Em debate realizado pelo IPP, em setembro de 2012, Jaílson de Souza e Silva, do Observatório de Favelas, pediu uma definição de favela alternativa ao que é definido pelos órgãos oficiais. “Em geral, a favela é tratada primeiramente através da ideia de precariedade. Nos incomoda a descrição da favela apoiada apenas na paisagem”, afirmou o geógrafo, apresentando outros critérios para caracterização, como a insuficiência de investimentos pelo estado, a alta densidade populacional e indicadores ambientais abaixo da média da cidade.

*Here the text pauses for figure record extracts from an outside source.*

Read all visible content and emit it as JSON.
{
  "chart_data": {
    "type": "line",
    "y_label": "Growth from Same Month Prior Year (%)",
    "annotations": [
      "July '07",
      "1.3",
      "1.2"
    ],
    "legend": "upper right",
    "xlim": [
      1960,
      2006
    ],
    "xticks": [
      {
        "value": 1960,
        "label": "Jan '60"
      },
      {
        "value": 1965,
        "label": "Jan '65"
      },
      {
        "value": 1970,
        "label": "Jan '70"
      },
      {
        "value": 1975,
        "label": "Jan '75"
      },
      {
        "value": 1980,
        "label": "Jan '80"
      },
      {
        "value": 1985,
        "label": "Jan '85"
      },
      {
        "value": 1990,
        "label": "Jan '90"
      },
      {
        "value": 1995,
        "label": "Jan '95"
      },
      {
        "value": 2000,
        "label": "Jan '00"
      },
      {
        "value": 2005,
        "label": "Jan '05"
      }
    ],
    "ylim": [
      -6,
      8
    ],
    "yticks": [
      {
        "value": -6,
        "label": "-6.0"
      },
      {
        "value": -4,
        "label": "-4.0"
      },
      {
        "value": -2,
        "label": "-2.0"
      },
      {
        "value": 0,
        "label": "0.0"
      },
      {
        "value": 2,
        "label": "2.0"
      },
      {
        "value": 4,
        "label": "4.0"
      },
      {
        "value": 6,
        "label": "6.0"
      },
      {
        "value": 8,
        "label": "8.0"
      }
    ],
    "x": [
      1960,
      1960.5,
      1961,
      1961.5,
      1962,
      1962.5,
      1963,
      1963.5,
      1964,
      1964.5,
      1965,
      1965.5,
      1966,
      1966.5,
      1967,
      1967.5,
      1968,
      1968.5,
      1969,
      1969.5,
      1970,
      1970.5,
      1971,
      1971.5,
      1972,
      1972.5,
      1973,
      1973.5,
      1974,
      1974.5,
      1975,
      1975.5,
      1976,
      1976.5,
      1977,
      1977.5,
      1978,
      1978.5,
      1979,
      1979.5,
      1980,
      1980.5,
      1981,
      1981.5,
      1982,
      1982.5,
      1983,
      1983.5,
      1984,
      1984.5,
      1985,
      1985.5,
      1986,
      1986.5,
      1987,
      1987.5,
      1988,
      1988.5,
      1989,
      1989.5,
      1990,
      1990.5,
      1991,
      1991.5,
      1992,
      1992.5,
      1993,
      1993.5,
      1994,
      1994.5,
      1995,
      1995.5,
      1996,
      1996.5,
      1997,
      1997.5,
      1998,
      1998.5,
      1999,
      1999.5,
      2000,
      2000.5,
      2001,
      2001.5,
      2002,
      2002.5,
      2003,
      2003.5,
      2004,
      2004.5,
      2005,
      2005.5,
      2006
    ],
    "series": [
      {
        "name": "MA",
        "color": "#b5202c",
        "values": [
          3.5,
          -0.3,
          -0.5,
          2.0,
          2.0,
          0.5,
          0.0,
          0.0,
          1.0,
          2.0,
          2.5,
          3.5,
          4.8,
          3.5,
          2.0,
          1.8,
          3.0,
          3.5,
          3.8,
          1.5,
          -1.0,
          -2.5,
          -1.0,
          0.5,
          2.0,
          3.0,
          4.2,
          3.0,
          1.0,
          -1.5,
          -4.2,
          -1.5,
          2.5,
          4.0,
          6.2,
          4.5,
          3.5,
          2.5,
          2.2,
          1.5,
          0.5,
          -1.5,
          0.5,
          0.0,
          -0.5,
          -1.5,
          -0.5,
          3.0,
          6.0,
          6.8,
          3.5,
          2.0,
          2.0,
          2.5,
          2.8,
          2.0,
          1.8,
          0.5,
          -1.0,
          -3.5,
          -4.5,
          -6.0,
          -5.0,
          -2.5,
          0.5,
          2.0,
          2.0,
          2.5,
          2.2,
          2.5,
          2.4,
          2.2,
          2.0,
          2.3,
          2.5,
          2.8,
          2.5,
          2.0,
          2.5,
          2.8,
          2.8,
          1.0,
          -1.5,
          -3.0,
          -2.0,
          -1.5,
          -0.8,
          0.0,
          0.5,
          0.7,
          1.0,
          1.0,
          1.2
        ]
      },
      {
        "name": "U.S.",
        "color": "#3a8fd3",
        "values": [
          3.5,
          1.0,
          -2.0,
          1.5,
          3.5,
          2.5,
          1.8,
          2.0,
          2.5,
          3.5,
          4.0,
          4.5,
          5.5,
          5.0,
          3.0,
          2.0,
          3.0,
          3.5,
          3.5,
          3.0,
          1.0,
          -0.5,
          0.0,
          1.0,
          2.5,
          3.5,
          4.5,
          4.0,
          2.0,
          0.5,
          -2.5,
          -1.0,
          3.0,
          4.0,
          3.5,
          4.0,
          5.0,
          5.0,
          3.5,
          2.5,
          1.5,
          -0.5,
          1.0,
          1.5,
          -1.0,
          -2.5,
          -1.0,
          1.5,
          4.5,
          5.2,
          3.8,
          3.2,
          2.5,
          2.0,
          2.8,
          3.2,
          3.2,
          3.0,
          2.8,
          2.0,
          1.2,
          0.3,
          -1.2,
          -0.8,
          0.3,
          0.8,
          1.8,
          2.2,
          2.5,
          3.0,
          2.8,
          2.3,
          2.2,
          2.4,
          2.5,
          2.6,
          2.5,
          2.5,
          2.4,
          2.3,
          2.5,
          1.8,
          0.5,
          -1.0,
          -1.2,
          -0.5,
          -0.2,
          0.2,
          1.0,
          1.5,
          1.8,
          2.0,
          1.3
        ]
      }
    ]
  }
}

Silva questionou também o termo “aglomerado subnormal”, usado pelo IBGE que, para ele, reforça o estereótipo da precariedade. Em resposta, Wasmália Bivar, presidente do instituto, afirmou que nenhum técnico gosta do termo, mas ele corresponde a conceitos das Nações Unidas, com a finalidade de possibilitar uma comparação internacional. Além disso, ela afirmou que, apesar de válidas, as reivindicações por definições de favelas mais alternativas são dificultadas por aspectos técnicos. “O conceito do IBGE se concentra na dimensão urbanística, não considerando dimensões antropológicas e históricas, por exemplo. Em primeiro lugar, porque se perderia a comparabilidade internacional; em segundo lugar, porque precisaríamos de análises que não são diretamente observáveis”, afirmou, lembrando que para o trabalho com terras indígenas, por exemplo, o instituto conta com delimitações realizadas por terceiros – resultado de uma investigação história e antropológica.